No one paid much attention if they were successful or not. Is that what he'd counted on? That no one would pay much attention? Neither of her victims had had close family to ask questions and make demands. No friends, no lovers.
She hadn't heard a single report on the recent killing on any of the news and information channels. It didn't make interesting copy, she supposed. It didn't bump ratings.
And she smiled to herself, wondering how Nadine Furst would feel about the offer of a one-on-one exclusive. Munching on a fry, she put a call through to the reporter.
"Furst. Make it fast and make it good. I'm on air in ten."
"Want a one-on-one, Nadine?"
"Dallas." Nadine's foxy face glowed with a smile. "What do I have to do for it?"
"Just your job. I've got a homicide – sidewalk sleeper – "
"Hold it. No good. We did a feature last month on sleepers. They freeze, they get sliced. We do our public interest bit twice a year. It's too soon for another."
"This one got sliced – sliced open, then his heart was removed and taken from the scene."
"Well that's a happy thought. If you're working a cult angle, we did a feature in that area in October for Halloween. My producer's not going to go for another. Not for a sleeper. Now, a feature on you and Roarke, on what it's like inside your marriage, that I could run with."
"Inside my marriage is my business, Nadine. I've got a retired LC who ran ponies. She was sliced open a couple of months back. Somebody took her kidneys."
The slight irritation in Nadine's eyes cleared, and they sharpened. "Connected?"
"Do your job," Eve suggested. "Then call my office and ask me that question again."
She disengaged and shifted the car back to manual.
"That was pretty slick, Dallas."
"She'll dig up more in an hour than six research droids could in a week. Then she'll call and ask me for an official statement and interview. Being a cooperative kind of woman, I'll give it to her."
"You ought to make her jump through a few hoops, just to keep up tradition."
"Yeah, but I'll keep the hoops wide and I'll keep them low. Put us back on log, Peabody. We're going to check out Spindler's place, and I want it on record. If anybody has any doubt the connection's been made, I want them to know it has. I want them to start to sweat."
The crime scene had been cleared weeks before, but Eve wasn't looking for physical evidence. She wanted impressions, the lay of the land, and hopefully, a conversation or two.
Spindler had lived in one of the quick-fix buildings that had been tossed up to replace those that had crumbled or been destroyed around the time of the Urban Wars.
The plan had been for fast, temporary housing to be replaced by more solid and aesthetically pleasing structures within the decade, but several decades later, several of the ugly, sheer-sided metal buildings remained in place.
A street artist had had a marvelous time spray painting naked couples in various stages of copulation over the dull gray surface.

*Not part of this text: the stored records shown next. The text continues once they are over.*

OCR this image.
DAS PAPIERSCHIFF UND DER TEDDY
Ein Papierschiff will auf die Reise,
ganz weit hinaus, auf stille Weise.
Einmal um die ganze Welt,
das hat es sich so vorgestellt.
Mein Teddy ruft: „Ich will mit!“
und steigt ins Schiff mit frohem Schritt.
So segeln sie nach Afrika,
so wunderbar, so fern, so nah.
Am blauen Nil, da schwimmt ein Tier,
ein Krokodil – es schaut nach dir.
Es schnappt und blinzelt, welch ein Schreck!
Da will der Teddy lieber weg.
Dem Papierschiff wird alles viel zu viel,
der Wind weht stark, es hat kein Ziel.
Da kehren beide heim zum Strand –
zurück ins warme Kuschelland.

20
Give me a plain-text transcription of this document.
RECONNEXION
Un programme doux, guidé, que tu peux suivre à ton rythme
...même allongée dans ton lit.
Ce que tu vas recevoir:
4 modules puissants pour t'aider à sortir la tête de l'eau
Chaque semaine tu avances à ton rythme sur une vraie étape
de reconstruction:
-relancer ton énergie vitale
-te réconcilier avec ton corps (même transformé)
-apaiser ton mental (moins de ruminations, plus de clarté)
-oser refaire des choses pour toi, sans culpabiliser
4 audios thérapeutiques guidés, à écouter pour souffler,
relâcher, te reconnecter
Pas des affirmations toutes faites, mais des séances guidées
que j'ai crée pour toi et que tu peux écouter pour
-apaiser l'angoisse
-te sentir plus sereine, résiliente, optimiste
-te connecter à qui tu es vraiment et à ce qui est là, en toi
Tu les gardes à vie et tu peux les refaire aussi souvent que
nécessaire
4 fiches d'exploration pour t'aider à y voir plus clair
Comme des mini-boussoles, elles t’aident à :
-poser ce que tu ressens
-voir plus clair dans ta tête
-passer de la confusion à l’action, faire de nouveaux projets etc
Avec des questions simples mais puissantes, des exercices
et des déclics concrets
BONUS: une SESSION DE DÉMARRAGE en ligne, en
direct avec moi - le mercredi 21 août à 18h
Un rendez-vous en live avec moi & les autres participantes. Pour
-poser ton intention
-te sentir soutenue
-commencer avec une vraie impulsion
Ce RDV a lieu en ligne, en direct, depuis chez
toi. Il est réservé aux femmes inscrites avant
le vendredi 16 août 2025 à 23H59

Eve decided his style and perspective were excellent, as was his sense of place. This particular building housed the majority of street LCs in that area.
There was no outside security camera, no palm plate. If there had ever been such niceties in place, they had long ago been looted or vandalized.
She walked into a cramped, windowless foyer that held a line of scarred mailboxes and a single elevator that was padlocked.
"She had 4C," Peabody said, anticipating Eve, then looked at the stained stairwell with its swaybacked treads. "I guess we walk up."
"You'll work off your lunch."
Someone had turned their choice of music entertainment up to a scream. The nasty sound of it echoed down the staircase and deafened the ears on the first-floor landing. Still, it was better than the sounds of huffing and puffing they heard through one of the thin doors on the second floor. Some lucky LC was earning her fee, Eve imagined as she headed up.